Ausência

Pergunto-me como não estou ainda imune à decepção, àquela dor que fere bem no fundo e nos bloqueia a traqueia, pergunto-me como não estou ainda imune à esperança. Não sou um ser de luz, desengana-te. Sou um buraco do mais negro que por ser tão negro consome-se a ele próprio. Nula, sou invisível. Como posso não esperar nada e depois sentir-me desprovida do que consegui reunir de mim?

O AVC MATOU-ME, CONDENOU-ME, pior que isso, fodeu-me todas as perspectivas de felicidade que posso vir a ter, eu sou uma mulher ambiciosa, quero mais, mas o mais não está ao meu alcance. Hoje, 10 anos após o infortúnio, 31 anos, semi-humana que erra repetidamente em dar um pouco que si a cada um em troca de uma remota esperança que me faça ter forças para viver, pois meu amigo, morrer é tão mais fácil e tranquilo....

Olham para mim, desejam-me, alguns têm-me mas depois de juras loucas vem a faca, sempre a mesma faca, "não quero uma relação" eu respondo "tranquilo" e fujo para o covil, coser o pedaço do órgão que lá deixei.
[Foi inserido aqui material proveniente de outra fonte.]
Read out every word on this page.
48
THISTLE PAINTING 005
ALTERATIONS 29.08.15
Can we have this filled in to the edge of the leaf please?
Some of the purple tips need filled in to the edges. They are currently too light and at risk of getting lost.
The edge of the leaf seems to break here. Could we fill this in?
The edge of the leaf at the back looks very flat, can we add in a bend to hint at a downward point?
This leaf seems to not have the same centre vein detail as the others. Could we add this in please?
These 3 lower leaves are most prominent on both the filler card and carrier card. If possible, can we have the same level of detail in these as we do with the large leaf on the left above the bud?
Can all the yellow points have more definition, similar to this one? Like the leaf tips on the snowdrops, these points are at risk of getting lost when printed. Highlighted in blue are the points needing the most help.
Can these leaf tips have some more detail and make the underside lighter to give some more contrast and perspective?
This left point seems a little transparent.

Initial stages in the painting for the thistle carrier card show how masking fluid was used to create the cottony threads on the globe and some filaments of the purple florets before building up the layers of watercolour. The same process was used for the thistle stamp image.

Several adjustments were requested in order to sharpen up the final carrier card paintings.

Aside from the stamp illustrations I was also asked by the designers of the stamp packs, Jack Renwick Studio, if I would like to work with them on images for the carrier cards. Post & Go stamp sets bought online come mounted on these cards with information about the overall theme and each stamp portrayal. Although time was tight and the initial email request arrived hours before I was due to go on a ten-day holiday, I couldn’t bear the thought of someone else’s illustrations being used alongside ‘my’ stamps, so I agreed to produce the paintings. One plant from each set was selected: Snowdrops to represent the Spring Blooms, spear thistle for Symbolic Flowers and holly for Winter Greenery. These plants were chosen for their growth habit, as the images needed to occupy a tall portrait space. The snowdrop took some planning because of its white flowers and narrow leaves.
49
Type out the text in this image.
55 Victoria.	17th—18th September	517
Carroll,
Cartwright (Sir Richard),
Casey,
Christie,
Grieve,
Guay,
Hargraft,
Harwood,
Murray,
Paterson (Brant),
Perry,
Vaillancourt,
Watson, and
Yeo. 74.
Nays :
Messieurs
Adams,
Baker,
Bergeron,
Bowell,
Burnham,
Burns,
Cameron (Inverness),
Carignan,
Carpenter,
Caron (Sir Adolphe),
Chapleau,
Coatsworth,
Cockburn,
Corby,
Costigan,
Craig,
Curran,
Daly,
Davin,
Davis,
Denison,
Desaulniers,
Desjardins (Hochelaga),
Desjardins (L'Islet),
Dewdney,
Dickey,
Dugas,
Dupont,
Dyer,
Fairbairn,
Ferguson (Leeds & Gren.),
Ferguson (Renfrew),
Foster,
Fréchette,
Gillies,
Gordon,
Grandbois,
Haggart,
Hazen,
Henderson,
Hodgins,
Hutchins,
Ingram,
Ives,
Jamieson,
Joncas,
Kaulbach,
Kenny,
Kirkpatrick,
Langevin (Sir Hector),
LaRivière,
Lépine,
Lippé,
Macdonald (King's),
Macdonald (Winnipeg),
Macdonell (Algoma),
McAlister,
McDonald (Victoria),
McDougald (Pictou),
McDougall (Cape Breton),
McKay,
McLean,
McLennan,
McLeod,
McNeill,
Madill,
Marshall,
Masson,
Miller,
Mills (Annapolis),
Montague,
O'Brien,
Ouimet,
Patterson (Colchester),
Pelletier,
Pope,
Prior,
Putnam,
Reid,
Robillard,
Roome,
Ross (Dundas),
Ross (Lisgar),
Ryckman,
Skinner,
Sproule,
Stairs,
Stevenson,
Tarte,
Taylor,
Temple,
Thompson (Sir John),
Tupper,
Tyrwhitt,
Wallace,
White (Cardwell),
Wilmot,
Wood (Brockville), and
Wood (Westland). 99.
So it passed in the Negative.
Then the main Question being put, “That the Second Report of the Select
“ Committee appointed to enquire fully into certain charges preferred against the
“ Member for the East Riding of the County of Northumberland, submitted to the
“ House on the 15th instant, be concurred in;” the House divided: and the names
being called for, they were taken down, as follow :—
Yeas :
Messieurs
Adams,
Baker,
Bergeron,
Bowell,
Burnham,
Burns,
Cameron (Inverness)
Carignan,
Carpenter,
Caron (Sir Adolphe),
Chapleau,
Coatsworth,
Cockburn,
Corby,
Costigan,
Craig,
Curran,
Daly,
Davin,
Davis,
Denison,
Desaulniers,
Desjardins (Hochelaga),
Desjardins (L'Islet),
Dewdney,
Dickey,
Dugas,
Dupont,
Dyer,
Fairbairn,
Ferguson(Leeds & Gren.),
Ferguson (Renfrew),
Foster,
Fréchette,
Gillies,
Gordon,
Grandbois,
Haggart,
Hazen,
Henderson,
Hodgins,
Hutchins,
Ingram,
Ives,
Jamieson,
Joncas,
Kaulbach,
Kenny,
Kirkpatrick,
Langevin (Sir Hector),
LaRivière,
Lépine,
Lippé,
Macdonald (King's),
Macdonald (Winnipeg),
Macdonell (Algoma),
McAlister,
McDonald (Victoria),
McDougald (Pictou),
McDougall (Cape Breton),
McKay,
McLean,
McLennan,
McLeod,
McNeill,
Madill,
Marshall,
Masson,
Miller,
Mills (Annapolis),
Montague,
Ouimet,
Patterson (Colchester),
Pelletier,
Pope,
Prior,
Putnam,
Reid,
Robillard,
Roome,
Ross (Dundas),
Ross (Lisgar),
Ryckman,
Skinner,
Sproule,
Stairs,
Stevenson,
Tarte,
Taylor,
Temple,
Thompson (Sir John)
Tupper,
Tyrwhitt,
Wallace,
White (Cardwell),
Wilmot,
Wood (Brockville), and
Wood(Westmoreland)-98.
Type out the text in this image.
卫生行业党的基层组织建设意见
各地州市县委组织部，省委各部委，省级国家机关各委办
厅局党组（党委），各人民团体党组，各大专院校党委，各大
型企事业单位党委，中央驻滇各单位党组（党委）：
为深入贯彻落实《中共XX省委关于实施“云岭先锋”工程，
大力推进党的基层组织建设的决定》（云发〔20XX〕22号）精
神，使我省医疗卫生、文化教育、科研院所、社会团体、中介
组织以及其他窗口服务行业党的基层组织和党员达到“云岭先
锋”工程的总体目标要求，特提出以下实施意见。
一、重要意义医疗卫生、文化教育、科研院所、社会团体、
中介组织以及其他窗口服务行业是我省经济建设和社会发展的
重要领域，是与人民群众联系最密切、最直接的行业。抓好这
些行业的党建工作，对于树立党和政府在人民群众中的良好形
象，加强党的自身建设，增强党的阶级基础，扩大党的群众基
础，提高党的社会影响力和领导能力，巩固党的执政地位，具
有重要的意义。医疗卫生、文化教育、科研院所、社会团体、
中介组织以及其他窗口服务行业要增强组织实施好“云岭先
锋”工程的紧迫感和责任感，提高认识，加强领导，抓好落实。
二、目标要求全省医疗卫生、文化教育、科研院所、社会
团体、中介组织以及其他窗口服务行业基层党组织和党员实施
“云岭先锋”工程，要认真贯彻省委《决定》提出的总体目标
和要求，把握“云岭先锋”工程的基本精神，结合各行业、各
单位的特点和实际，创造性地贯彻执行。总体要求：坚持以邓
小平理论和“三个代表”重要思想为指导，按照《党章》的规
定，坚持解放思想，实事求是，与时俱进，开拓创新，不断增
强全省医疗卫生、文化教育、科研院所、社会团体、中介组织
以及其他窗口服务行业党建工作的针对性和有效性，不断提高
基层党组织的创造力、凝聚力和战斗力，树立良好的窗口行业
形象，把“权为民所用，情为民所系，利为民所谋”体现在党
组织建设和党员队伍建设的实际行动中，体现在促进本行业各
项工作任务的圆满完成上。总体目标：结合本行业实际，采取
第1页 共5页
A hemorragia há-de estacar, até que o cérebro se der ao luxo cortar o ponto-cruz. Eu compreendo o ser humano; é embaraçoso passear com uma miúda que anda de forma estranha. E que dirão os amigos? A família com certeza pensará "como vai ela pegar num bebé?". É legitimo, errado, desonesto e incrivelmente cobarde da vossa parte, da parte de todos vós, seus merdas de rapazolas que me retalharam a este ponto, ao ponto de já nada ter, nada ser. Vocês todos são um peso que me aprisiona a casa, roubaram-me o sorriso, a gentileza, a paciência, graças a vocês tenho uma cicatriz que me atravessa a espinha e no lugar do coração bombeia uma tâmara seca.

Pior que a morta, apenas isto, acordar desejando adormecer, fitar o tecto durante horas, a pensar, a penar. Todos o que trago comigo tornaram-se fantasmas em que vejo sempre as mesmas caras, palavras, promessas, sorrisos. Não consigo odiar então odeio-me. Mas que vos preocupa isso? Nada. Então digo-vos, com toda a certeza, a verdadeira deficiência é, e sempre será, a falta de colhões para romper com regas, prazos, desculpas, impostos pela sociedade que tantos anseiam por agradar. Talvez não seja de facto a mulher para vós. Uma mulher requer um homem como parceiro (sorry LGBT friends, but i'm straight and you know it...) e não um merdinhas que está à espera de ter uma relação com uma nova mãe/ criada/ túmulo.

Já não acredito no amor, nem tão pouco ser agraciada com sorte semelhante. Sempre ouvi dizer "nasce-se e morre-se sozinho". Nunca pensei ter que passar pela vida também na solidão.

Comentários

Unknown disse…
Daniela, a vida pode ter-te dado uma valente bofetada, deixado marcas profundas, e mostrar a verdadeira face da realidade, mas essa injustiça também tornou-te mais forte e mais sábia, talvez um dia no passado tenhas vivido sob a natural cegueira do comum dos mortais (a ignorância), mas agora não, foste iluminada pela sabedoria da experiência... muitas vezes injusta e dolorosa. O importante é levantares-te (e desculpa a expressão) com o caralho erguido e continuares a luta de punhos cerrados e um sorriso na face... quando te faltarem as forças, mantém o sorriso.
E quando te faltar tudo e a raiva for a única coisa que te mantém, lembra-te que o ódio também dá força, traça objectivos e dá significado à palavra viver.

"It's a hard and rough way
And sometimes It hurts
But I'm already back again
Much stronger than before"

https://www.youtube.com/watch?v=KdFNafVwcqM
A mim, preocupa-me. E se o AVC foi a inevitável inexplicável estúpida fatalidade do destino, a atitude das pessoas (neste caso específico, estou a falar dos rapazes que mencionas) depende delas mesmas, e encontra-se de tudo neste mundo. Sim, pode ser uma ave rara e difícil de encontrar, mas eu torço para que seja "sooner than later" que encontres alguém que seja inteligente o suficiente para não se deixar intimidar pela limitação física, e que apesar dos seus defeitos te ame, como mereces, pela pessoa que és. Com entrega e genuinidade, sem se aproveitar nem fingir.

Falo em nome dos rapazes: sei que somos o que somos, mas também há em nós quem seja diferente.

E digo para que não tenhas dúvidas: mesmo a toda esta distância (física e de tempo) que há entre nós, ainda assim seria um duro golpe perder-te. "És de ouro, Morga". Falava a sério quando o escrevi.